In the 21st century, Europe’s future has proved to be less secure and more dangerous than we thought. Collaboration within Europe turns out to be anything but a matter of course. It is under enormous pressure, just like Europe’s crown jewels: freedom, the mind, and art.
For those who want to see them, black clouds are looming: Brexit, the growing confrontation with Putin’s Russia, an increasingly powerful China, and a self-interested America under Trump, but also the migration crisis, wars in the Middle East, and the resurgence of nationalism in Catalonia, Scotland, and northern Italy.

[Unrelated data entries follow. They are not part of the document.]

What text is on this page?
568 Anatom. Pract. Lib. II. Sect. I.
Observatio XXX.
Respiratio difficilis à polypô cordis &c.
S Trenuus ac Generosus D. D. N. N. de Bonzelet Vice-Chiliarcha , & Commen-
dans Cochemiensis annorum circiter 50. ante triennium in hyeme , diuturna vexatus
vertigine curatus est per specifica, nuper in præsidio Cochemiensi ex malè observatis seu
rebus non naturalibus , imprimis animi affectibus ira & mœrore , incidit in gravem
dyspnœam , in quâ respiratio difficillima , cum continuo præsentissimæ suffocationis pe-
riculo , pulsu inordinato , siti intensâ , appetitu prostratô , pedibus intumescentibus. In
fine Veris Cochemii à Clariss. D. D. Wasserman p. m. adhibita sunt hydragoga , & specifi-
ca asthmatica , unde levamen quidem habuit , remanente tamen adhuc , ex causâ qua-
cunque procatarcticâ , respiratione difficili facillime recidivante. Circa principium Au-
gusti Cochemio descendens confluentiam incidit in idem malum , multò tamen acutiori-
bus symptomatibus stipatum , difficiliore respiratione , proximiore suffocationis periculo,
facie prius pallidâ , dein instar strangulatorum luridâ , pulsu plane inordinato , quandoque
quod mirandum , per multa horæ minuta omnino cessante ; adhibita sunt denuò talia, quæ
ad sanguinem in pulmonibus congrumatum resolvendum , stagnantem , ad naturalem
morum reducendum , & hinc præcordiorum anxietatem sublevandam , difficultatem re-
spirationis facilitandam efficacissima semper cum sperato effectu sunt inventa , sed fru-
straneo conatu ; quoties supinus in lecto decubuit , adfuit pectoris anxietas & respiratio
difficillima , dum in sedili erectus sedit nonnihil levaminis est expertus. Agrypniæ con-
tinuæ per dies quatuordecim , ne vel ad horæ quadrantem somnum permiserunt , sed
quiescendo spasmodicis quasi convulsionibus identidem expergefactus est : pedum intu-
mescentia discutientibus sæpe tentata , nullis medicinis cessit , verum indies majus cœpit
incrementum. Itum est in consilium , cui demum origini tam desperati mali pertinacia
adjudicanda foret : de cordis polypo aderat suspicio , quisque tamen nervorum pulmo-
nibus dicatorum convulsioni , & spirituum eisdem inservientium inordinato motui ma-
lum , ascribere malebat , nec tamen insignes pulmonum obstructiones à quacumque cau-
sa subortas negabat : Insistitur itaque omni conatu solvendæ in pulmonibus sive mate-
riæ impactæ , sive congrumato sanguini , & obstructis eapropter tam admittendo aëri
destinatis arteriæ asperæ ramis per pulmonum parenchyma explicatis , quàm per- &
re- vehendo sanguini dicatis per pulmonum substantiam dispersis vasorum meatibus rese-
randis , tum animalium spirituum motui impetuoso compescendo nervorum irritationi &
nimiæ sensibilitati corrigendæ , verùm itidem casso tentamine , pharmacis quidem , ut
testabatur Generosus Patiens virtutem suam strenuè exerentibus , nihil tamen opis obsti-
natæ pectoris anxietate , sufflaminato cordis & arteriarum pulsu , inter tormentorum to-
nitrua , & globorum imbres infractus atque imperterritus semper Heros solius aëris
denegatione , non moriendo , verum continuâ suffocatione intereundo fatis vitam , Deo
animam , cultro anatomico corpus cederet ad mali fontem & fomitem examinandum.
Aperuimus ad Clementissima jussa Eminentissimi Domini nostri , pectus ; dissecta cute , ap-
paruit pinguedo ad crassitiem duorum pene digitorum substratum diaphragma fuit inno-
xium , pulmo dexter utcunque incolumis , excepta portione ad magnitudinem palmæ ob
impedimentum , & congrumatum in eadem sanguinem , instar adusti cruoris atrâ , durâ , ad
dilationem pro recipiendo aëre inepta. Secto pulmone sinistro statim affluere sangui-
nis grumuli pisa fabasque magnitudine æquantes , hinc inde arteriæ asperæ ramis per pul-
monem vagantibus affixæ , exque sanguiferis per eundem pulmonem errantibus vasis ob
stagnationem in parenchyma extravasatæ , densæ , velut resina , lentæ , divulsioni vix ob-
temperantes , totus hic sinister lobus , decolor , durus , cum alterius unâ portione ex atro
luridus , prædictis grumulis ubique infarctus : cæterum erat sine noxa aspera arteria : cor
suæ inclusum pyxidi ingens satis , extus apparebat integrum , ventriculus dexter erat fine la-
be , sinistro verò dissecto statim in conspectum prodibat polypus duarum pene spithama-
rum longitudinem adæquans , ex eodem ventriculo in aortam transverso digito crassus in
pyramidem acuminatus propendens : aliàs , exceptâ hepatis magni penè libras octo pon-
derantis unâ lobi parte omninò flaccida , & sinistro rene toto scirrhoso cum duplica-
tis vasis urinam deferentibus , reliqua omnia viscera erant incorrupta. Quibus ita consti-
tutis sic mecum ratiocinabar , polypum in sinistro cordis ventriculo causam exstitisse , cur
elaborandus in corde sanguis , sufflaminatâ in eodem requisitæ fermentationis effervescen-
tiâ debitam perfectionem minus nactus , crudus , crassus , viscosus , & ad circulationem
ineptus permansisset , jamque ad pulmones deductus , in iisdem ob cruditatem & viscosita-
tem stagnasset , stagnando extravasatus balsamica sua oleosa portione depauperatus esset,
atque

What do the arts, the humanities, literature, and philosophy have to offer contemporary Europe?
After the First World War, French romantic Romain Rolland published his Déclaration de l’Indépendance de l’Esprit, a passionate manifesto in which he disputed nationalism and war, and voiced a plea for European camaraderie. Seldom has the importance of free-thinking been expressed more concisely or fervently.

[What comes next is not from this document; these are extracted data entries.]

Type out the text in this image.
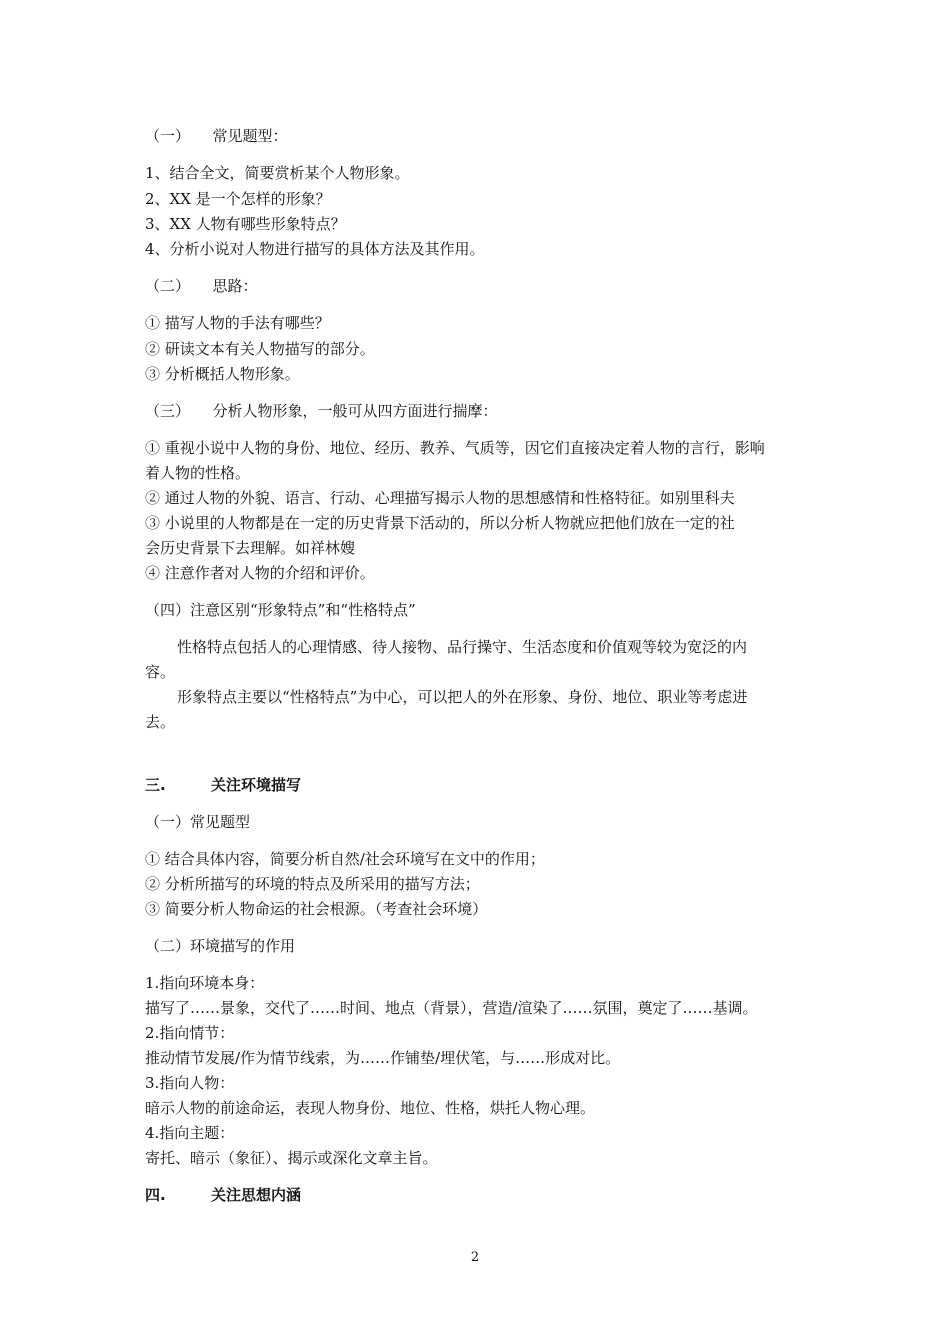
（一）　　常见题型：
1、结合全文，简要赏析某个人物形象。
2、XX 是一个怎样的形象？
3、XX 人物有哪些形象特点？
4、分析小说对人物进行描写的具体方法及其作用。
（二）　　思路：
① 描写人物的手法有哪些？
② 研读文本有关人物描写的部分。
③ 分析概括人物形象。
（三）　　分析人物形象，一般可从四方面进行揣摩：
① 重视小说中人物的身份、地位、经历、教养、气质等，因它们直接决定着人物的言行，影响
着人物的性格。
② 通过人物的外貌、语言、行动、心理描写揭示人物的思想感情和性格特征。如别里科夫
③ 小说里的人物都是在一定的历史背景下活动的，所以分析人物就应把他们放在一定的社
会历史背景下去理解。如祥林嫂
④ 注意作者对人物的介绍和评价。
（四）注意区别“形象特点”和“性格特点”
性格特点包括人的心理情感、待人接物、品行操守、生活态度和价值观等较为宽泛的内
容。
形象特点主要以“性格特点”为中心，可以把人的外在形象、身份、地位、职业等考虑进
去。
三.	关注环境描写
（一）常见题型
① 结合具体内容，简要分析自然/社会环境写在文中的作用；
② 分析所描写的环境的特点及所采用的描写方法；
③ 简要分析人物命运的社会根源。（考查社会环境）
（二）环境描写的作用
1.指向环境本身：
描写了……景象，交代了……时间、地点（背景），营造/渲染了……氛围，奠定了……基调。
2.指向情节：
推动情节发展/作为情节线索，为……作铺垫/埋伏笔，与……形成对比。
3.指向人物：
暗示人物的前途命运，表现人物身份、地位、性格，烘托人物心理。
4.指向主题：
寄托、暗示（象征）、揭示或深化文章主旨。
四.	关注思想内涵
2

Today, Rolland’s words are once again relevant. Stefan Hertmans, Arnon Grunberg, and Susanne Kennedy have contributed wonderful essays to this collection taking inspiration from his text.

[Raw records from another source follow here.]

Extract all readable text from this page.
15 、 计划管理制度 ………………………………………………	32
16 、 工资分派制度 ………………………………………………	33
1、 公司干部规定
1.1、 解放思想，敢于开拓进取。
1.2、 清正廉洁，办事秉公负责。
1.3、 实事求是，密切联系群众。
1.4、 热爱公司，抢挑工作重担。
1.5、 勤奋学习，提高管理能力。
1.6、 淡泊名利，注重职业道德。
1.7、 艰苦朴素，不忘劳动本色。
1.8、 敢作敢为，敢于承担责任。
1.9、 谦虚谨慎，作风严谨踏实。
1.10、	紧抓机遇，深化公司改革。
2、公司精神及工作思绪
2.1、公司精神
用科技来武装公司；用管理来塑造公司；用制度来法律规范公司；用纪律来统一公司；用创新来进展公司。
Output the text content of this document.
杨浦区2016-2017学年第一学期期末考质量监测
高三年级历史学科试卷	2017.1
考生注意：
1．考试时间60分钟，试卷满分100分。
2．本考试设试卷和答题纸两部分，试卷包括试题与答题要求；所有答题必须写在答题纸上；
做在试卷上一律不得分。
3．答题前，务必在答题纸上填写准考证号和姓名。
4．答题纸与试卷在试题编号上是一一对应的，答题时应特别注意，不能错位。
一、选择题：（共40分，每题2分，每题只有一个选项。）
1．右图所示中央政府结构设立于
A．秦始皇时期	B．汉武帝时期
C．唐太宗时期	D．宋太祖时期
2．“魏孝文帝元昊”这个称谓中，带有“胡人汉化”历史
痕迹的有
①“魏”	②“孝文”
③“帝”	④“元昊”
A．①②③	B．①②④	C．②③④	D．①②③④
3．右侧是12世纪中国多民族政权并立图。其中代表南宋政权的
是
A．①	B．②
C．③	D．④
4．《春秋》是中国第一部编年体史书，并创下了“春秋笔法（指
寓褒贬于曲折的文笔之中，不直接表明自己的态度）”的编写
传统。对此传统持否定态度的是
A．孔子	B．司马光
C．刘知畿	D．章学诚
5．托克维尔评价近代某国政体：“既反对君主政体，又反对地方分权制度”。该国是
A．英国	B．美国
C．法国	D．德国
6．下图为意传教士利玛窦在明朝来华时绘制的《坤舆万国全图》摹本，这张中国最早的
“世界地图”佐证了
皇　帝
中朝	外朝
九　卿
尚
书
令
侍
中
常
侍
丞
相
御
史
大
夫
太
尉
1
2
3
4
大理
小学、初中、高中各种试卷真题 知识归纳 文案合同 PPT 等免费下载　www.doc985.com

With Rolland’s manifesto as a starting point, this collection presents some of the most beautiful and urgent excerpts by Europe’s greatest writers and thinkers and places them in our modern-day context. Can their ideas regarding Europe provide us with answers to the questions that Europe is currently struggling with?
This book contains passages and essays from: Romain Rolland, Arnon Grunberg, Stefan Hertmans, Susanne Kennedy, Herman Hesse, Sigmund Freud, Stefan Zweig, Gabriel Marcel, Thomas Mann, Nicola Chiaromonte, Susan Sontag, Jan Pato?ka, Hans Magnus Enzensberger, Mathieu Segers, and Yoeri Albrecht.